I’m looking forward to a prompt return and will definitely do the chef’s counter next time – that menu looks great every time I look.
It’s a hard pedestal to be on: “Best Restaurant in the USA”, “3 Michelin Stars”, “One of the Hardest Reservations in the USA”…and with the veritable Thomas Keller at the helm, the reputation speaks for itself. Further, when I actually secured this highly sought after reservation, I felt like I entered an exclusive group and my expectations rose even further. But, was it what I expected…did it live up to my expectations?

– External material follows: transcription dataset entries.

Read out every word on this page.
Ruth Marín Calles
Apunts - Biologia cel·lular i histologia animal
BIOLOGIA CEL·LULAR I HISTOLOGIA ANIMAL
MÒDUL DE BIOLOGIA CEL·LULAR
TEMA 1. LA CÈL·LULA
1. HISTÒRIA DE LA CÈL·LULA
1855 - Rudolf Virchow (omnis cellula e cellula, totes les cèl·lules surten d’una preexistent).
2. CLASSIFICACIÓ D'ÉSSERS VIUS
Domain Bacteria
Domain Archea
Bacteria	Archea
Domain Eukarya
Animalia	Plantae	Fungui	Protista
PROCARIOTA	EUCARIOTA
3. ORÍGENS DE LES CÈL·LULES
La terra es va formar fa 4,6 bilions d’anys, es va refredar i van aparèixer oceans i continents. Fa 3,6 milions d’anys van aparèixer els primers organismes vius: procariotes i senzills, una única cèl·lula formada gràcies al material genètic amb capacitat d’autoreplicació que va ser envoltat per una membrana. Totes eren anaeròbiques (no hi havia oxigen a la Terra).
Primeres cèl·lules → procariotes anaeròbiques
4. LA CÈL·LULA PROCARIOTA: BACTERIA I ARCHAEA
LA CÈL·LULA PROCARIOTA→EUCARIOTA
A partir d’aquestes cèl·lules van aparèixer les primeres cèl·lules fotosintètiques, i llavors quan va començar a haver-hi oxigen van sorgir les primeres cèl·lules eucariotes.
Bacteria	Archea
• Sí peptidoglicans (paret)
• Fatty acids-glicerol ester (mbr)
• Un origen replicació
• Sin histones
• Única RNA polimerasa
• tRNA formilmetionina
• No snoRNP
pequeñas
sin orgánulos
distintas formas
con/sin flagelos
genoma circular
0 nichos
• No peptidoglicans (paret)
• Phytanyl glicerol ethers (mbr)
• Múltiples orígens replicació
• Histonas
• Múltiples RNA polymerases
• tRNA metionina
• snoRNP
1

Rather than detail the 3+ hour experience which weaved through a variety of fish, meats, vegetables and beautiful, yes absolutely beautiful looking food, I’ll share some highlights…and even some not-so highlights.
My Top 5
- Amuse Bouche: A mini ice-cream cone delivery of salmon tartare (on top) and crème fraiche (in the cone) – - the single best bite of food the entire night.
- First Course: The signature Oysters & Pearls which is a rich sabayon that sits below a cannele of caviar and 2 absolutely perfectly poached oysters. A tough act to follow…which may have been my challenge in that dish seemed so innovative and different to me and others, well, not so much.
- The chocolates at the end: PB&J and Mint Chocolate truffles were just enough and encapsulated the flavors succinctly.
- The look of the food – easily the prettiest looking food I’ve ever seen in a single restaurant. Especially the tomato tartlet my wife ordered. For some examples, look at the Google Image Search for some serious food artistry.
- Preparations – Perfect. Everything was cooked to the exactly right temperature and done-ness with flawless execution.
Not Quite Top (and not 3 Michelin stars either)
- So, for the cost of this event – and for $250pp before wine, I think it classifies as an event and in this regard, it fell short to me. I expected the best dining experience of my life and this wasn’t it – in fact it’s not in the top 3. I witnessed snafus that shouldn’t happen in this type of restaurant: from the table next to us taking their pen from the check and getting called out by the waiter asking for the pen back to the table next to us having water spilled on them – causing a production to move their table.
- 60% of the food was rather basic. I’m all for the farm to table, let the ingredients stand on their own philosophy, but I had expected some really cutting edge preparations and received some that were borderline basic and even under seasoned.
- The Service – I’m not sure if my wife and I were ‘sized up’ when we arrived for our 9:15pm reservation, but the servers all seemed quite relaxed and only helpful when prompted. I learned more about what I was eating as I listened to the presentations at other tables which were inconsistent with what I was told about something I was eating at the time – - not that I received the wrong description, but it felt like I didn’t get the full story.
- The Approach – it just wasn’t very cutting edge or innovative. Maybe it’s not supposed to be, but I’ve had some more traditional French cuisine which I found to be far more interesting.
My verdict – it was an experience to a food destination and that’s something I truly enjoy. However, I’m not planning a return visit anytime in the foreseeable future.